Rating: WARTY!
Erratum:
"I'd given up hope of getting those big, fat kudos" - except that kudos is not a plural! Not all words that end in 'S' are plurals!
This is yet another of those idiotic supernatural books that simply embarrasses the author and not least because it's such a clone of every other such novel out there that it's pathetic and tedious to read. I always hope there will be something new, something likeable in stories like this, something different for a change, but there almost never is and it's really rather depressing. I detest novels where the main character is named Kat because that's almost as bad as using 'Jack' in a novel about a male main character, but authors named Kat? I don't have a problem with that! I did have a problem with the predictable, self-obsessed, and ultimately unrealistic and tedious first person voice.
Another problem with this novel was that the author so obviously and desperately wanted her main character (who is uninventively named Clem Star) to be such a badass and a sexual powerhouse that she was turned into a caricature rather than a character. In cases like this one, I honestly have to wonder how much of this is really about the character and how much of it is authorial wish-fulfillment or attempts to address feelings of insecurity or inadequacy when and author creates a super-heroic character like this one, who is supposed to be tough, sexual and the best there is, but ends up looking more like some silly and trashy superhero character from a badly-written comic book.
The saddest thing about Clem was that she brought nothing new to the table. She was exactly like every other urban fantasy character in stories of this nature. The 'brilliantly effective but down on her luck' character has been done to death. And it makes no sense. If she's so good, why is she out of work? And if demons are such a known problem in this city, why isn't there an official force created to deal with them - why is it left in private hands? But authors? Find a new shtick, please, because there's nothing original here. Worse than this, though, Clem was nasty and disgusting, lived like a pig and had no redeeming qualities.
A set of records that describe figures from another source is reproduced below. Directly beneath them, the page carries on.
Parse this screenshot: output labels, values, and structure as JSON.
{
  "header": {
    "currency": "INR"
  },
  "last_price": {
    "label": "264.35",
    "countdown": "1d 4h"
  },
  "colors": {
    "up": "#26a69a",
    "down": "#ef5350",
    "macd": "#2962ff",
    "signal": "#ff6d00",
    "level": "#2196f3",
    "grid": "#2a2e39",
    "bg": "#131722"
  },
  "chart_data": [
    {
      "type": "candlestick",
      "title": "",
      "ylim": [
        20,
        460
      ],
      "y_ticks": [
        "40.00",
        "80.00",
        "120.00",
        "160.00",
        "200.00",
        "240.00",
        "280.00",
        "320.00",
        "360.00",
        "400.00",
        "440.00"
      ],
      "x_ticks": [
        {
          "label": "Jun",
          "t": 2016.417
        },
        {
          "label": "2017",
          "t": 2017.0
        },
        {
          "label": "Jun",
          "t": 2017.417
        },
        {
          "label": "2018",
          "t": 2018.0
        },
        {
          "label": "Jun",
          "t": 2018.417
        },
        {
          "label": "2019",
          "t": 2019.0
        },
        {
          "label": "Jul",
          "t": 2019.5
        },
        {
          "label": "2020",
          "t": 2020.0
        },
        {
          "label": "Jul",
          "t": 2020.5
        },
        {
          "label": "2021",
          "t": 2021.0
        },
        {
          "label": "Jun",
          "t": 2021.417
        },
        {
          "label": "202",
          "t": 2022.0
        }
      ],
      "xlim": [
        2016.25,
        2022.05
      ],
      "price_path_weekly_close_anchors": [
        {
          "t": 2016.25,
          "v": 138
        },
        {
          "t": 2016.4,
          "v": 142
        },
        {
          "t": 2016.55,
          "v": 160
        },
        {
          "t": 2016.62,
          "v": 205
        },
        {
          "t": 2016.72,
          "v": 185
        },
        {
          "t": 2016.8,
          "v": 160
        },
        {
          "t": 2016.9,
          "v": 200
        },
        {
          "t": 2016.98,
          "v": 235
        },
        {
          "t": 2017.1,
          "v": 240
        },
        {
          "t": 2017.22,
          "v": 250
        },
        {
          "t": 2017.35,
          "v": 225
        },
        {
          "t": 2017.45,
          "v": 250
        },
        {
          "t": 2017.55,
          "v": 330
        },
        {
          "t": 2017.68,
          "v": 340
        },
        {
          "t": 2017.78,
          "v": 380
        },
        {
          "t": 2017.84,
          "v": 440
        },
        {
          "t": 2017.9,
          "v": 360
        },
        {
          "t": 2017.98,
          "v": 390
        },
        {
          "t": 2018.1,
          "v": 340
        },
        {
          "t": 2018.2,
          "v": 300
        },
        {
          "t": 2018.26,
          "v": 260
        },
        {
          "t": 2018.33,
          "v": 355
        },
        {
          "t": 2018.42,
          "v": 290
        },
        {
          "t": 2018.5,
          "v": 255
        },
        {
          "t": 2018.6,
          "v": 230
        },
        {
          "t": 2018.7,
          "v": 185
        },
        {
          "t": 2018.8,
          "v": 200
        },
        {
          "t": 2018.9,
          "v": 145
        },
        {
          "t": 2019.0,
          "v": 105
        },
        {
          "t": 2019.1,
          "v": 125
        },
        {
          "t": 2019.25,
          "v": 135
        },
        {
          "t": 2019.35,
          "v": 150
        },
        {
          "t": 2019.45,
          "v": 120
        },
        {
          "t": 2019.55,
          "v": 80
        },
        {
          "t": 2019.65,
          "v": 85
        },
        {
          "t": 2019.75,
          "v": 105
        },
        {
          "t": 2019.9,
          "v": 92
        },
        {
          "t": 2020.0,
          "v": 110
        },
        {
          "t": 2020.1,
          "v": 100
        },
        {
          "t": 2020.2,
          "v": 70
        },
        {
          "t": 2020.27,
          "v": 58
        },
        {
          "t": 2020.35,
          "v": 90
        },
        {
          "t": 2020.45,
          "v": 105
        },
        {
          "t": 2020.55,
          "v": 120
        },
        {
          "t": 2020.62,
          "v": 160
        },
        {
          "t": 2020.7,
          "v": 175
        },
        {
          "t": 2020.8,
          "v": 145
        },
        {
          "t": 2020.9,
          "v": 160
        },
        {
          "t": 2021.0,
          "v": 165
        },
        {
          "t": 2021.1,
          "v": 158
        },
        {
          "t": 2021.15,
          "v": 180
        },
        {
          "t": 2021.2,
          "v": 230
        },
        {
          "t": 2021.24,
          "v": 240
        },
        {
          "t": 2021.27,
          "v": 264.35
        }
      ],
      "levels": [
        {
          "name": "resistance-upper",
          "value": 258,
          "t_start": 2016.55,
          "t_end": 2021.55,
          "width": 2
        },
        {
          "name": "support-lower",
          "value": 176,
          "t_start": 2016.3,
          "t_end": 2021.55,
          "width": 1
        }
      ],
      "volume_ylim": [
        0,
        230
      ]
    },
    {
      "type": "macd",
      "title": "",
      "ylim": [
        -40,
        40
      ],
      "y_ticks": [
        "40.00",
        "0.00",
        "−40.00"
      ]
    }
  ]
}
There was literally nothing about her that made me empathize, or want to like her even remotely.
She kills demons and evidently uses this 'power' she calls her 'sex thrall' to lure them in. Yawn. Once again we have a female author who is saying her character is nothing more than a sex doll, in effect. Sex is actuakly mentioned to a nauseating level in this novel. Why female writers so persistently and consistently do this to their female leads continues to defeat my understanding. By all means let her be sexual if you like. I have no problem with that; the problem arises when sexuality or beauty is all an author invests her with. Can we not have a smart main female character? I don't mean you endlessly describe her as smart and then have her do consistently dumb shit; I mean you show her as smart without ever having to tell us she is. I guess I'll have to keep looking for writers who offer such characters. Or just keep writing them myself and hope there are readers out here who get it.
So the problem for one-dimensional Clem, we're told, is that this new bad guy is a demon child so she can't use her sex thrall. Why not? I guess because the author is squeamish about a child and sex, but this isn't a human boy we're talking about. It's a murderous demon who is killing wantonly and en masse, yet all the while it's treated like a child. Apparently this demon was defeated once, but inexplicably not killed! Now it's loose again.
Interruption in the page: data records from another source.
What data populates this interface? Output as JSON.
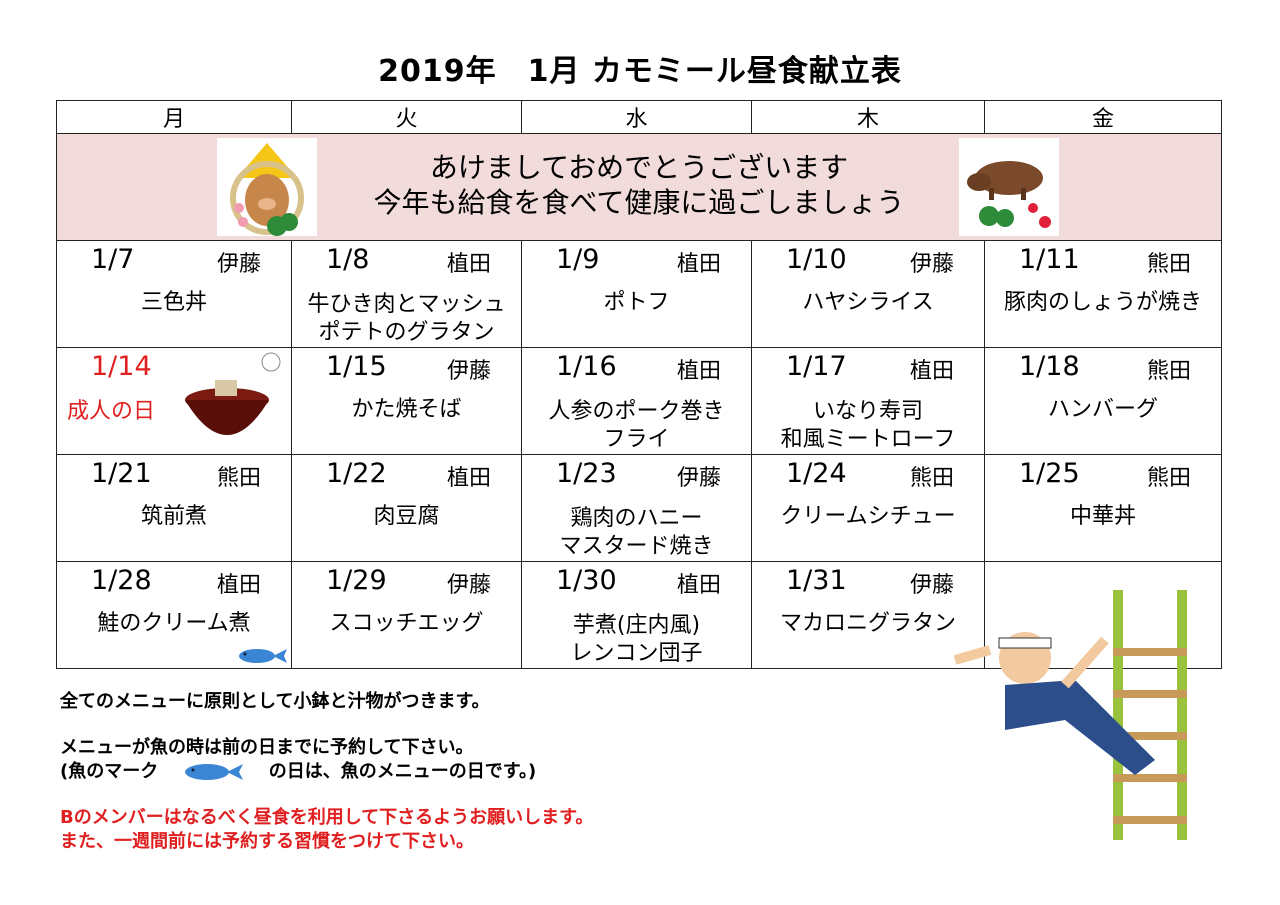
{
  "title": "2019年　1月 カモミール昼食献立表",
  "weekdays": [
    "月",
    "火",
    "水",
    "木",
    "金"
  ],
  "banner": {
    "line1": "あけましておめでとうございます",
    "line2": "今年も給食を食べて健康に過ごしましょう"
  },
  "weeks": [
    [
      {
        "date": "1/7",
        "staff": "伊藤",
        "menu": "三色丼"
      },
      {
        "date": "1/8",
        "staff": "植田",
        "menu": "牛ひき肉とマッシュ",
        "menu2": "ポテトのグラタン"
      },
      {
        "date": "1/9",
        "staff": "植田",
        "menu": "ポトフ"
      },
      {
        "date": "1/10",
        "staff": "伊藤",
        "menu": "ハヤシライス"
      },
      {
        "date": "1/11",
        "staff": "熊田",
        "menu": "豚肉のしょうが焼き"
      }
    ],
    [
      {
        "date": "1/14",
        "staff": "",
        "menu": "成人の日"
      },
      {
        "date": "1/15",
        "staff": "伊藤",
        "menu": "かた焼そば"
      },
      {
        "date": "1/16",
        "staff": "植田",
        "menu": "人参のポーク巻き",
        "menu2": "フライ"
      },
      {
        "date": "1/17",
        "staff": "植田",
        "menu": "いなり寿司",
        "menu2": "和風ミートローフ"
      },
      {
        "date": "1/18",
        "staff": "熊田",
        "menu": "ハンバーグ"
      }
    ],
    [
      {
        "date": "1/21",
        "staff": "熊田",
        "menu": "筑前煮"
      },
      {
        "date": "1/22",
        "staff": "植田",
        "menu": "肉豆腐"
      },
      {
        "date": "1/23",
        "staff": "伊藤",
        "menu": "鶏肉のハニー",
        "menu2": "マスタード焼き"
      },
      {
        "date": "1/24",
        "staff": "熊田",
        "menu": "クリームシチュー"
      },
      {
        "date": "1/25",
        "staff": "熊田",
        "menu": "中華丼"
      }
    ],
    [
      {
        "date": "1/28",
        "staff": "植田",
        "menu": "鮭のクリーム煮",
        "fish": true
      },
      {
        "date": "1/29",
        "staff": "伊藤",
        "menu": "スコッチエッグ"
      },
      {
        "date": "1/30",
        "staff": "植田",
        "menu": "芋煮(庄内風)",
        "menu2": "レンコン団子"
      },
      {
        "date": "1/31",
        "staff": "伊藤",
        "menu": "マカロニグラタン"
      },
      {
        "date": "",
        "staff": "",
        "menu": ""
      }
    ]
  ],
  "notes": {
    "line1": "全てのメニューに原則として小鉢と汁物がつきます。",
    "line2": "メニューが魚の時は前の日までに予約して下さい。",
    "line3a": "(魚のマーク",
    "line3b": "の日は、魚のメニューの日です。)",
    "line4": "Bのメンバーはなるべく昼食を利用して下さるようお願いします。",
    "line5": "また、一週間前には予約する習慣をつけて下さい。"
  },
  "colors": {
    "banner": "#f2dcdb",
    "holiday": "#e02020",
    "fish": "#3a86d4"
  }
}
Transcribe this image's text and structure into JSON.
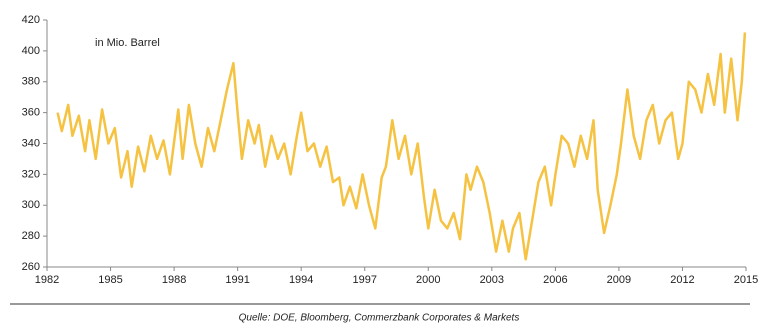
{
  "chart_data": {
    "type": "line",
    "annotation": "in Mio. Barrel",
    "source": "Quelle: DOE, Bloomberg, Commerzbank Corporates & Markets",
    "xlim": [
      1982,
      2015
    ],
    "xticks": [
      1982,
      1985,
      1988,
      1991,
      1994,
      1997,
      2000,
      2003,
      2006,
      2009,
      2012,
      2015
    ],
    "ylim": [
      260,
      420
    ],
    "yticks": [
      260,
      280,
      300,
      320,
      340,
      360,
      380,
      400,
      420
    ],
    "grid": false,
    "series": [
      {
        "color": "#f5c242",
        "x": [
          1982.5,
          1982.7,
          1983.0,
          1983.2,
          1983.5,
          1983.8,
          1984.0,
          1984.3,
          1984.6,
          1984.9,
          1985.2,
          1985.5,
          1985.8,
          1986.0,
          1986.3,
          1986.6,
          1986.9,
          1987.2,
          1987.5,
          1987.8,
          1988.2,
          1988.4,
          1988.7,
          1989.0,
          1989.3,
          1989.6,
          1989.9,
          1990.2,
          1990.5,
          1990.8,
          1991.0,
          1991.2,
          1991.5,
          1991.8,
          1992.0,
          1992.3,
          1992.6,
          1992.9,
          1993.2,
          1993.5,
          1993.8,
          1994.0,
          1994.3,
          1994.6,
          1994.9,
          1995.2,
          1995.5,
          1995.8,
          1996.0,
          1996.3,
          1996.6,
          1996.9,
          1997.2,
          1997.5,
          1997.8,
          1998.0,
          1998.3,
          1998.6,
          1998.9,
          1999.2,
          1999.5,
          1999.8,
          2000.0,
          2000.3,
          2000.6,
          2000.9,
          2001.2,
          2001.5,
          2001.8,
          2002.0,
          2002.3,
          2002.6,
          2002.9,
          2003.2,
          2003.5,
          2003.8,
          2004.0,
          2004.3,
          2004.6,
          2004.9,
          2005.2,
          2005.5,
          2005.8,
          2006.0,
          2006.3,
          2006.6,
          2006.9,
          2007.2,
          2007.5,
          2007.8,
          2008.0,
          2008.3,
          2008.6,
          2008.9,
          2009.1,
          2009.4,
          2009.7,
          2010.0,
          2010.3,
          2010.6,
          2010.9,
          2011.2,
          2011.5,
          2011.8,
          2012.0,
          2012.3,
          2012.6,
          2012.9,
          2013.2,
          2013.5,
          2013.8,
          2014.0,
          2014.3,
          2014.6,
          2014.8,
          2014.95
        ],
        "values": [
          360,
          348,
          365,
          345,
          358,
          335,
          355,
          330,
          362,
          340,
          350,
          318,
          335,
          312,
          338,
          322,
          345,
          330,
          342,
          320,
          362,
          330,
          365,
          340,
          325,
          350,
          335,
          355,
          375,
          392,
          360,
          330,
          355,
          340,
          352,
          325,
          345,
          330,
          340,
          320,
          345,
          360,
          335,
          340,
          325,
          338,
          315,
          318,
          300,
          312,
          298,
          320,
          300,
          285,
          318,
          325,
          355,
          330,
          345,
          320,
          340,
          305,
          285,
          310,
          290,
          285,
          295,
          278,
          320,
          310,
          325,
          315,
          295,
          270,
          290,
          270,
          285,
          295,
          265,
          290,
          315,
          325,
          300,
          320,
          345,
          340,
          325,
          345,
          330,
          355,
          310,
          282,
          300,
          320,
          340,
          375,
          345,
          330,
          355,
          365,
          340,
          355,
          360,
          330,
          340,
          380,
          375,
          360,
          385,
          365,
          398,
          360,
          395,
          355,
          380,
          412
        ]
      }
    ]
  }
}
Nowhere - not in the bit I read before giving up because I didn't want to risk vomiting from reading more - was there any definition of exactly what a demon is and why fighting it is left to humans rather than ceded to angels or some other supernatural power. Again that's par for the course for dumb-ass stories like this, but it's still stupid. The main character tells us that "working for a vampire is strictly taboo" and disses vampires, saying they stink and are animals, and then immediately gets the hots for a vampire who comes to hire her to take on the demon child - the same vampire who attacked her not long before in a dark alley!
We were told the alley was dark, and she couldn't see the vamp, yet still she still chose to walk down it and apparently the light she was heading toward at the end of the alley actually lit nothing. This entire section about this attack made zero sense, and why on Earth would she melt for this vampire who had literally attacked and tried to abduct her? Why the vamps even need help form this woman goes unexplored and unexplained, of course. It was at that point that I quit because after all the dissing of vampires, like this author was finally going in a new and different direction, she swerved wright back to type by spewing out how sexual and beautiful this violent visitor was, that was it for me. Check please! I'm done!
This story was garbage which is sad because it was recycled. But then recycling only works for waste, not for writing novels.